Para entender lo que quiere decir el Señor hay que mirarle a Él y a su camino. Avanza hacia Jerusalén donde va a ser ajusticiado, como aquellos galileos, a manos de Pilatos. La diferencia es que ahora su sangre, en vez de ser mezclada con la de los animales sacrificados, es la verdadera sangre del sacrificio, sangre derramada por amor que limpia los pecados.
Por eso Jesús cuenta enseguida la parábola de la higuera que no daba fruto.
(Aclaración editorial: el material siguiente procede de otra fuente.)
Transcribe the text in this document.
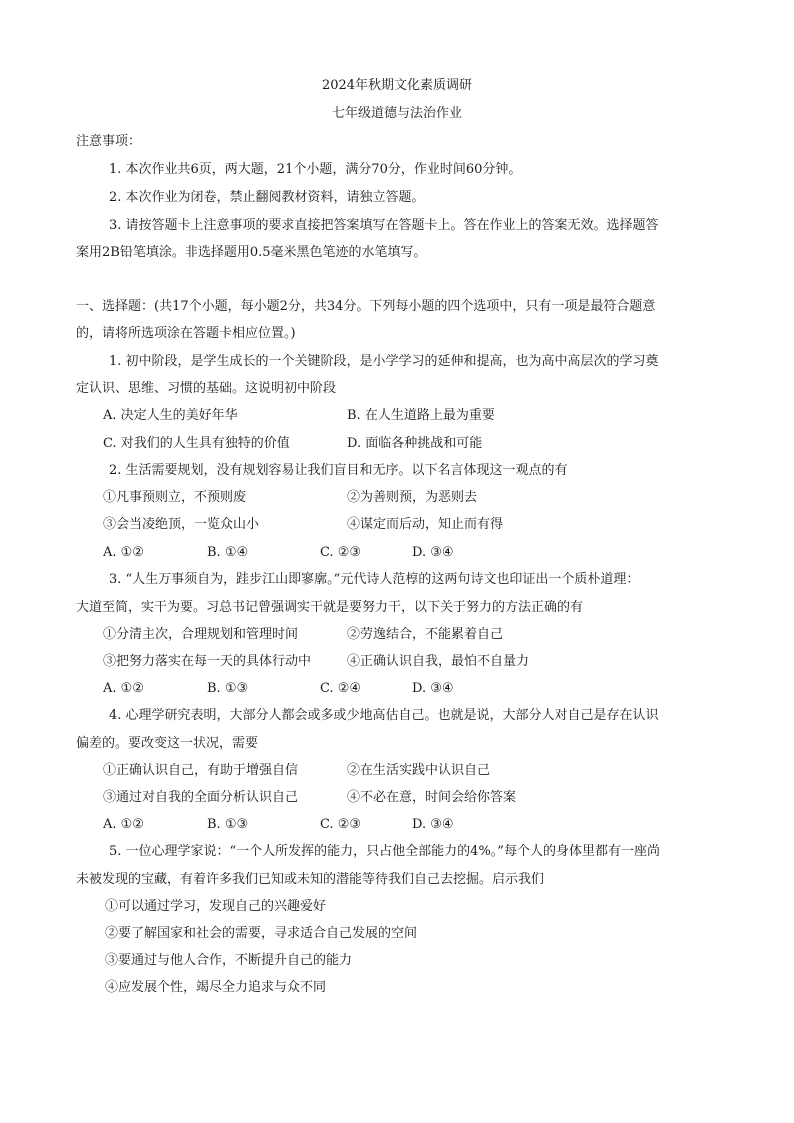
2024年秋期文化素质调研
七年级道德与法治作业
注意事项：
1. 本次作业共6页，两大题，21个小题，满分70分，作业时间60分钟。
2. 本次作业为闭卷，禁止翻阅教材资料，请独立答题。
3. 请按答题卡上注意事项的要求直接把答案填写在答题卡上。答在作业上的答案无效。选择题答
案用2B铅笔填涂。非选择题用0.5毫米黑色笔迹的水笔填写。
一、选择题：(共17个小题，每小题2分，共34分。下列每小题的四个选项中，只有一项是最符合题意
的，请将所选项涂在答题卡相应位置。)
1. 初中阶段，是学生成长的一个关键阶段，是小学学习的延伸和提高，也为高中高层次的学习奠
定认识、思维、习惯的基础。这说明初中阶段
A. 决定人生的美好年华	B. 在人生道路上最为重要
C. 对我们的人生具有独特的价值	D. 面临各种挑战和可能
2. 生活需要规划，没有规划容易让我们盲目和无序。以下名言体现这一观点的有
①凡事预则立，不预则废	②为善则预，为恶则去
③会当凌绝顶，一览众山小	④谋定而后动，知止而有得
A. ①②	B. ①④	C. ②③	D. ③④
3. “人生万事须自为，跬步江山即寥廓。”元代诗人范椁的这两句诗文也印证出一个质朴道理：
大道至简，实干为要。习总书记曾强调实干就是要努力干，以下关于努力的方法正确的有
①分清主次，合理规划和管理时间	②劳逸结合，不能累着自己
③把努力落实在每一天的具体行动中	④正确认识自我，最怕不自量力
A. ①②	B. ①③	C. ②④	D. ③④
4. 心理学研究表明，大部分人都会或多或少地高估自己。也就是说，大部分人对自己是存在认识
偏差的。要改变这一状况，需要
①正确认识自己，有助于增强自信	②在生活实践中认识自己
③通过对自我的全面分析认识自己	④不必在意，时间会给你答案
A. ①②	B. ①③	C. ②③	D. ③④
5. 一位心理学家说：“一个人所发挥的能力，只占他全部能力的4%。”每个人的身体里都有一座尚
未被发现的宝藏，有着许多我们已知或未知的潜能等待我们自己去挖掘。启示我们
①可以通过学习，发现自己的兴趣爱好
②要了解国家和社会的需要，寻求适合自己发展的空间
③要通过与他人合作，不断提升自己的能力
④应发展个性，竭尽全力追求与众不同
Lo importante, viene a decirnos, no es evitar el sufrimiento o la muerte: lo importante es que nuestro sufrimiento y muerte sean fecundos, que den mucho fruto. ¡Qué distinto sufrir cuando el dolor parece estéril y sufrir cuando se sabe que las lágrimas está regando un árbol que florecerá en abundancia!
San Agustín usa la imagen del estiércol, con el que el hortelano promete abonar el árbol, para que de fruto. Este estiércol es el dolor, la tristeza, el sufrimiento. Jesús lo vivió primero para que sigamos luego sus pasos. Lo importante, dice San Agustín, es que el estiércol esté en el lugar adecuado: a las raíces del árbol. Si lo ponemos en otro sitio (en medio de la carretera o en el salón de casa) el estiércol es feo y estéril.
¿Dónde está – pregunta entonces San Agustín – tu tristeza y tu dolor? Estás triste porque perdiste dinero, porque las cosas no salieron según tus planes. Estás triste porque envidias a tu vecino o compañero de trabajo. Esa tristeza es como el estiércol colocado fuera del árbol: no sirve para nada, no da fruto. Pero, ¿qué pasa si ponemos el estiércol donde le corresponde? Entristécete porque tu vida no se acerca a Dios, porque vives en el pecado, porque no amas de verdad a los tuyos. Esto es estiércol colocado en el alcorque del árbol; esto da fruto de vida eterna, para que no haya que cortar la planta.
El dolor fecundo, el sufrimiento que lleva a la vida: esto es lo que el Señor quiere enseñarte durante esta Cuaresma. Porque lo que a Él más le duele es que no demos fruto.